Create a unique number based on line input in Javascript

In the past, I created a function that generates a unique identifier (number) from a string. Today I find that this is not as straightforward as it should be. Never seen a problem with this. Today, two different inputs generate the same identifier (number).

I use the same technique in Delphi, C ++, PHP and Javascript to generate the same identifier, so it makes no difference when different languages ​​are involved in the project. For example, it can be convenient for communication, for HTML id, tempfiles, etc.

In general, what I am doing is calculating CRC16 rows, adding the sum and returning it.

For example, these two lines generate the same identifier (number):

o.uniqueId( 'M:/Mijn Muziek/Various Artists/Revs & ElBee - Tell It To My Heart.mp3' ); o.uniqueId( 'M:/Mijn Muziek/Various Artists/Dwight Yoakam - The Back Of Your Hand.Mp3'); 

Both of them generate identifier 224904.

The following example is a javascript example. My question is: how can I avoid (with a little change) that it creates a duplicate? (In case you are interested in what β€œo.” Means, This is the object these functions relate to):

 o.getCrc16 = function(s, bSumPos) { if(typeof s !== 'string' || s.length === 0) { return 0; } var crc = 0xFFFF, L = s.length, sum = 0, x = 0, j = 0; for(var i = 0; i < L; i++) { j = s.charCodeAt(i); sum += ((i + 1) * j); x = ((crc >> 8) ^ j) & 0xFF; x ^= x >> 4; crc = ((crc << 8) ^ (x << 12) ^ (x << 5) ^ x) & 0xFFFF; } return crc + ((bSumPos ? 1 : 0) * sum); } o.uniqueId = function(s, bres) { if(s == undefined || typeof s != 'string') { if(!o.___uqidc) { o.___uqidc = 0; } else { ++o.___uqidc; } var od = new Date(), i = s = od.getTime() + '' + o.___uqidc; } else { var i = o.getCrc16(s, true); } return((bres) ? 'res:' : '') + (i + (i ? s.length : 0)); }; 

How to avoid duplicates using a small code change?

+4
source share
2 answers

Well, we checked it all and came to this.
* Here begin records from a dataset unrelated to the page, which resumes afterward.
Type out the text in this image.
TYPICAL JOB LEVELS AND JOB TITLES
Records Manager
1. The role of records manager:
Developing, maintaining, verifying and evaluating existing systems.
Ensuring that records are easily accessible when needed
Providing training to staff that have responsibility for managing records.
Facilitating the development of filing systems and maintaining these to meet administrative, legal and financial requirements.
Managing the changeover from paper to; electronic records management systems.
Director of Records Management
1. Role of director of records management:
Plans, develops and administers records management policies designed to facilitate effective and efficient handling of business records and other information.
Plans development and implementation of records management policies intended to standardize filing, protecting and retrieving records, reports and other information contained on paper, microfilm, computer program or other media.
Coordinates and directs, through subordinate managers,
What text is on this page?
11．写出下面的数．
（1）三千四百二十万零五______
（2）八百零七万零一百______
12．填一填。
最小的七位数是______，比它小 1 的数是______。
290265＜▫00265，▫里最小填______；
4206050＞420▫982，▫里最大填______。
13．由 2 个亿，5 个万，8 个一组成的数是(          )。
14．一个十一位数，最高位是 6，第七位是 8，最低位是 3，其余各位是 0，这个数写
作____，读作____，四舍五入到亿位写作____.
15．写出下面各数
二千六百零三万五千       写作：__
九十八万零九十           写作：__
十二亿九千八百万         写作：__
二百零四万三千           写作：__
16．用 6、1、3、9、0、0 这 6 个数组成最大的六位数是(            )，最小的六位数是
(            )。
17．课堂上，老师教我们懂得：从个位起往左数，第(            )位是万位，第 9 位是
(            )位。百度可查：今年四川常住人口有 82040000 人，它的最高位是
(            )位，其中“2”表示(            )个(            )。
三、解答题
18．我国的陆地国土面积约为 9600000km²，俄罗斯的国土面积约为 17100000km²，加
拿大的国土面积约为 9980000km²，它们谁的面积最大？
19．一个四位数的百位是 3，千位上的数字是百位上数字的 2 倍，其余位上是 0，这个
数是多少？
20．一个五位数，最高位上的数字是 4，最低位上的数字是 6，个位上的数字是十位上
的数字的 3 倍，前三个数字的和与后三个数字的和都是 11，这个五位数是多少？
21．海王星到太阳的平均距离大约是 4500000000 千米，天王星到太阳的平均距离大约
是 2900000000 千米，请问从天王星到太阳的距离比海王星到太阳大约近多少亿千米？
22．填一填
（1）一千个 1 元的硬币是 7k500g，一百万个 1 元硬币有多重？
A relative short unique identifier created as follows:

 o.lz = function(i,c) { if( typeof c != 'number' || c <= 0 || (typeof i != 'number' && typeof i != 'string') ) { return i; } i+=''; while( i.length < c ) { i='0'+i; } return i; } o.getHashCode = function(s) { var hash=0,c=(typeof s == 'string')?s.length:0,i=0; while(i<c) { hash = ((hash<<5)-hash)+s.charCodeAt(i++); //hash = hash & hash; // Convert to 32bit integer } return ( hash < 0 )?((hash*-1)+0xFFFFFFFF):hash; // convert to unsigned }; o.uniqueId = function( s, bres ) { if( s == undefined || typeof s != 'string' ) { if( !o.___uqidc ) { o.___uqidc=0; } else { ++o.___uqidc; } var od = new Date(), i = s = od.getTime()+''+o.___uqidc; } else { var i = o.getHashCode( s ); } return ((bres)?'res:':'')+i.toString(32)+'-'+o.lz((s.length*4).toString(16),3); }; 

Examples:

 o.uniqueId( 'M:/Mijn Muziek/Various Artists/Revs & ElBee - Tell It To My Heart.mp3' ); o.uniqueId( 'M:/Mijn Muziek/Various Artists/Dwight Yoakam - The Back Of Your Hand.Mp3'); 

Will create the following identifiers:

 dh8qi9t-114 je38ugg-120 

For my purpose, this seems quite unique, and the extra length adds even more uniqueness. Test it on a file system with approximately 40,000 mp3 files and did not detect any collision.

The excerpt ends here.